La planta Reminiscencia era cómoda, bien acabada, dotada de personal suficiente, y terrorífica. Algunos residentes se valían por sí mismos, pero la mayoría se marchitaban como flores en sus sillas de ruedas. Algunos, de pie, se movían desplazando el peso del cuerpo de una pierna a la otra continuamente. Varios hablaban solos en murmullos. Todos tenían la mirada vidriosa y perdida.
Una mujer octogenaria se dirigía hacia el ascensor agitando unas llaves.
– ¿Adónde vas, Cecile? -preguntó Lindsey.
La anciana se volvió hacia ella.
– Tengo que recoger a Danny en la escuela.

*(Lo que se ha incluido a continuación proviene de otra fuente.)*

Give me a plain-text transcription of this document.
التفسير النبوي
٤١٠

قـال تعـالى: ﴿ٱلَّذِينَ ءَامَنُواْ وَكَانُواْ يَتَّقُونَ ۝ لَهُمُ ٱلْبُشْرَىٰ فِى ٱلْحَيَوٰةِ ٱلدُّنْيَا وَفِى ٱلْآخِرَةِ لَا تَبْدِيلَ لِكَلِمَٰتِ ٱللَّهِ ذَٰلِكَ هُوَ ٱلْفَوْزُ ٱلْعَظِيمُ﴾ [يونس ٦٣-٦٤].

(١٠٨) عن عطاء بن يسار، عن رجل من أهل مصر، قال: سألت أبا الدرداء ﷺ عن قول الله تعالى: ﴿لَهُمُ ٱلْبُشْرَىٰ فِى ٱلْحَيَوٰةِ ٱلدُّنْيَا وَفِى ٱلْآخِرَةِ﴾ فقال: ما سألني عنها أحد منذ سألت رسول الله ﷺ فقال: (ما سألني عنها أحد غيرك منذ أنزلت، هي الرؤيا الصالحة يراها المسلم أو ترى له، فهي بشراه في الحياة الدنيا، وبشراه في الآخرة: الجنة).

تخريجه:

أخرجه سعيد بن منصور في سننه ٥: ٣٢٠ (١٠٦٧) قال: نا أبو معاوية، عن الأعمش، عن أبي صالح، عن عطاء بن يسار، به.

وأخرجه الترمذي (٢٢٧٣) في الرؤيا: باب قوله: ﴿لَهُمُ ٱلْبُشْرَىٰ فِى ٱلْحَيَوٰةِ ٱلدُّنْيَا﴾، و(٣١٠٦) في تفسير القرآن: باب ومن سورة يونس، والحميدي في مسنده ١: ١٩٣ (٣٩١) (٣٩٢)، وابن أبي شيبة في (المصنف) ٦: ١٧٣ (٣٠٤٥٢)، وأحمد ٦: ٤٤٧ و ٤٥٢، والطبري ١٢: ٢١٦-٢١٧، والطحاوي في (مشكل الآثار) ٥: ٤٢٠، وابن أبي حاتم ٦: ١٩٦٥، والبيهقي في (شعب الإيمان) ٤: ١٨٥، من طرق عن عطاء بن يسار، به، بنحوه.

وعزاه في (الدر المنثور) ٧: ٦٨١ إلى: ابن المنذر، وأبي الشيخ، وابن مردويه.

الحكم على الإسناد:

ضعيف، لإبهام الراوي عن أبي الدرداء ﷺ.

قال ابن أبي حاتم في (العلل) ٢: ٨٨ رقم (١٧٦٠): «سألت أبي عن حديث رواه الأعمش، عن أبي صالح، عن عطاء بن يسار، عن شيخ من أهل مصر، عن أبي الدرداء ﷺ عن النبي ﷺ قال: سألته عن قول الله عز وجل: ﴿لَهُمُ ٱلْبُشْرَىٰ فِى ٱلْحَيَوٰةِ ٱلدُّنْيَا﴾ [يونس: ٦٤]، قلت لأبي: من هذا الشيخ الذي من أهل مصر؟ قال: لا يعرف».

Estará esperándome.
– No te preocupes -dijo Lindsey-. Todavía faltan dos horas para que acaben las clases.
– ¿Seguro?
– Claro. Venga, vamos a comer y ya irás luego a buscar a Danny, ¿vale?
– Hoy tiene piano.
– Lo sé.
Un miembro del personal se acercó y se llevó a Cecile. Lindsey la observó irse.
– En pacientes con un Alzheimer avanzado usamos la terapia de validación -explicó.
– ¿Terapia de validación?
– No discutimos con ellos ni intentamos hacerles ver la verdad. Por ejemplo, no le digo que Danny ahora es un banquero de sesenta y dos años con tres nietos. Simplemente intentamos desviarlos.
Recorrieron un pasillo -no, un «barrio»- lleno de muñecos de bebés de tamaño natural. Había una mesa para cambiar pañales y ositos de peluche.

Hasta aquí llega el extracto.